I picked up “Silk Spectre #1”, not because I have any particular feelings toward the character – she was never one of my favourites – but because Amanda Connor was involved. And Amanda Connor IS one of my favourites.
So with that, I'm going to begin this review by discussing the artwork. I've heard some people claim Amanda's work on “Silk Spectre” is her best to date. Personally, I won't claim anything of the sort, simply because I feel that would cheapen everything Amanda's done up until this point. What I WILL say is that Amanda delivers her same, consistently great artwork, and if you're a fan, you won't be disappointed. Her characters are expressive and her lines are strong and clear. In short, I purchased this comic based on Amanda's involvement alone, and she didn't let me down.
The story, on the other hand, left a little to be desired, and I don't know how to discuss it without including some spoilers, so... SPOILER ALERT. Stop reading here if me ruining things like the ending will bother you.

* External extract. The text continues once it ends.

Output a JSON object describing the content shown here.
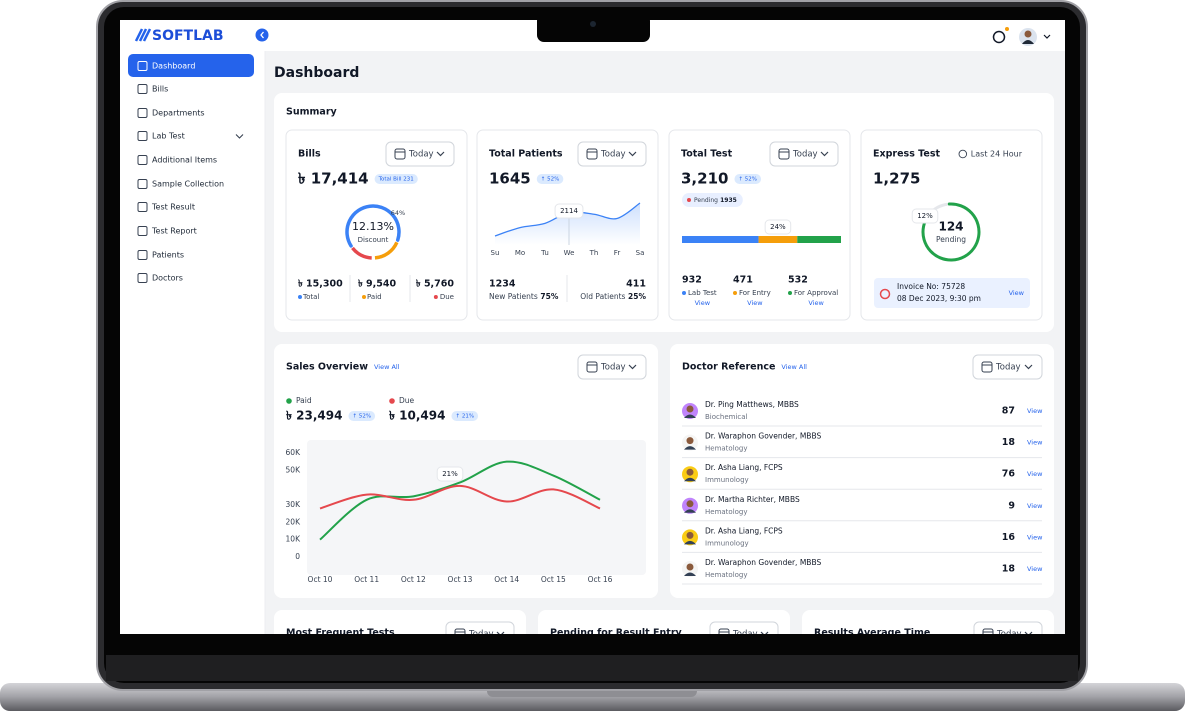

Okay. The story begins with some really strong dialogue between Laurel Jane and her mother. In fact, there were a few lines - “Oh Sweetie, you're too young to hate. Wait until you're older and the world gives you a good reason. Trust me, it won't let you down.” - that I reread a few times simply because they were so good. But in the end, I found the story fell short for three main reasons:
1) Nothing really happens. The issue was focused more on character development. That, in itself, isn't always a bad thing, but if you're going to spend the entire issue developing character, you've also got to foreshadow some big events to come – something that will hook the reader and make them come back to see how everything plays itself out. And, failing that, at least have a cliffhanger ending.
Sadly, none of this happened.
2) Greg professes his love to Laurel after spending only a few hours with her. This was a bit too heavy-handed for me – and while I'm sure things like this DO happen occasionally, when it DOES happen, I'm always left looking for something into which to vomit. I would have preferred Laurel daydreaming the profession of love rather than it actually happening, because it had already been established that she was a dreamer. In fact, her first meeting with Greg had her envisioning their wedding. I would have found it more believable to have a naive, sheltered girl projecting onto some nice guy her own dreams of being “whisked away by Prince Charming.” And this would have tied back nicely to the opening scene with the fairytale snow globe.
3) The ending consists of Laurel and Greg riding off into the sunset (literally). Nothing that would make me want to return next month to see what happens. In fact, this could have easy been a stand-alone issue. As the first of four, however, there's not much here to bring one back for issue two.
In short, great artwork is brought down by an average story, and while I WILL return to see what happens next, this decision is based solely on Amanda's involvement rather than any real interest in the story.